If you’re looking for a detailed, analytical preview of a 180 minute advertisement for what I can assume is the most authentic Australian cuisine you can find stateside in the guise of an exhibition football game, you’ve come to the wrong place. I recommend MGoBlog for that. Full disclosure: I’ve never been to Outback Steakhouse. I’ve only ever seen it in those commercials with the dude who’s made a career out of a fake Australian accent. I’ve been to Chili’s and Applebee’s, though, so I think I get the gist. These places offer the façade of being a cut above fast food. If you order a few beers and squint at the menu, you may convince yourself that spending twice as much to gorge on reheated appetizers is worth the added money and time. If done right, this can make for harmless fun. Usually, it ends with you feeling bloated, regretful, and unfulfilled. You probably should have just snacked on some of the fruit you had lying around and waited for dinner.

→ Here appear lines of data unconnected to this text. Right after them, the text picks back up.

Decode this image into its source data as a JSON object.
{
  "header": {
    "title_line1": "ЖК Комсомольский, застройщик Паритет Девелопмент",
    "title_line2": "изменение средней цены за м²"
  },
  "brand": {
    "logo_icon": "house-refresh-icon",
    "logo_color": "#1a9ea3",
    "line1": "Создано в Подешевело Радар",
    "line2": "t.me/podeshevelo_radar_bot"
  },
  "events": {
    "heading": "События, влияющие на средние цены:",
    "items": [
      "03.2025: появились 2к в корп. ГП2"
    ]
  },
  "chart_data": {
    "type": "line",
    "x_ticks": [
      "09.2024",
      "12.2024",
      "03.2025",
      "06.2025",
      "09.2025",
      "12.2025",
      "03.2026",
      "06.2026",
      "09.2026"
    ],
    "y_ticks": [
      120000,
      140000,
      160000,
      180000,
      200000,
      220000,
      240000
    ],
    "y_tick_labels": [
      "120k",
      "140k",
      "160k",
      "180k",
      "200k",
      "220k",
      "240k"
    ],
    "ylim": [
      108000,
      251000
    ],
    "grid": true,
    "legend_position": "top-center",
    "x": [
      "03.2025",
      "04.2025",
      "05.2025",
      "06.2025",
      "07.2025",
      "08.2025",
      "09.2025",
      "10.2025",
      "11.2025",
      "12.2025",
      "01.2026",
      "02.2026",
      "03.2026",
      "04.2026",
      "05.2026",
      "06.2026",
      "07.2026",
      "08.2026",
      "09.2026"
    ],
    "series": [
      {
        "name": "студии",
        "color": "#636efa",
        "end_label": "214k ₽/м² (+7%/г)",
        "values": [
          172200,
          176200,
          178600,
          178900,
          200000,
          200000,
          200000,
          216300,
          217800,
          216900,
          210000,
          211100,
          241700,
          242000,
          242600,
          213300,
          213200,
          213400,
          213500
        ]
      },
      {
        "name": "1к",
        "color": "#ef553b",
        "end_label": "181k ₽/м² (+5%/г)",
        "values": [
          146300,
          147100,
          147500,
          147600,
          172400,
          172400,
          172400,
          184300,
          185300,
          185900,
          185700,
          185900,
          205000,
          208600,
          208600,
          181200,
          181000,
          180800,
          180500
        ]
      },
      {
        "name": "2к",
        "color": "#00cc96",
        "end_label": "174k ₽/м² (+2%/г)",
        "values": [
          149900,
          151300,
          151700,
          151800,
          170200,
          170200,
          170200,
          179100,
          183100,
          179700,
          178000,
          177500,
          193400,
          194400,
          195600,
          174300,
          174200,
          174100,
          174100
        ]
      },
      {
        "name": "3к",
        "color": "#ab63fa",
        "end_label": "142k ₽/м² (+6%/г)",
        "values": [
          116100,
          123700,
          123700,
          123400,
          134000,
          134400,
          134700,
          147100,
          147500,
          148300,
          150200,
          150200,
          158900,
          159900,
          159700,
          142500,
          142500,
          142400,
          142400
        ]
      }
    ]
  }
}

Michigan and South Carolina is a showdown commensurate with this brand. There will be a lot of good football played on New Year’s day. It will not take place in this game. However, if you’re reading this preview, you’re likely either a personal friend of mine or Dalton’s or a Michigan football junkie. As such, you may find yourself unable to avoid being in a room where the game’s on. The remainder of this preview will be dedicated to helping you decide whether you should tune in or temporarily blind and deafen yourself until you can change channels to the Peach Bowl.
Why you should watch:
- Brandon Peters will get the starting nod. While the game itself means little for Michigan this season, an impressive performance against the Gamecocks would provide Peters a boost in the inevitable quarterback duel with incoming Ole Miss transfer Shea Patterson. South Carolina is Not Good, but they don’t give up a lot of points either, and Peters will have work to do behind an offensive line that probably hasn’t learned to pass protect in the last month.
- The Michigan defense is going to wreck some fools. The fake USC put up 13 points against Kentucky this year. Mo Hurst avenging the Jadeveon Clowney hit from 5 years ago would be cathartic, and would almost make his decision to jeopardize his livelihood worth it.
- Because life is in the journey, not the destination. By framing sports in terms of championship-or-bust, we often lose sight of the poetry of individual moments. Don’t get caught up in rankings or records. Stop and appreciate the impossible synchronization of a well-blocked draw. Imagine the countless repetitions, the hours of late night film study, the endless honing of the human form that coheres into one burst of power and precision to tip away a pass on 3rd and 8. Each game serves as theatre after a lifetime of rehearsal for some of the most gifted and dedicated among us.
Why you shouldn’t watch:
- The offensive line will still be painfully bad, and this game probably won’t offer any insight into how it will look next year.
- Michigan might lose. The played-out jibes about Harbaugh leaving for the NFL lead to shots fired at idiotic takes, which lead to stupid jokes about the whole fiasco, which lead to glib meta-analysis in a blog viewed by 14 people. Each Michigan loss just adds another shovel to this shit heap. Seeing it happen and knowing what’s coming makes for an agonizing experience.
- We yearn for something football will never provide. Sports fandom, for most, is an endless cavalcade of misery interrupted by brief spurts of false hope. This game will not bring absolution. Even the championship at the end of the tunnel will be a transient achievement of people most of us have never met that will one day be forgotten. The only reason we care about our particular team is because we’ve been suckered into tribal loyalty by an organization that lines its pockets at the expense of generations of exploited laborers. An improbable victory will not impart any purpose or significance on our objectively meaningless existence.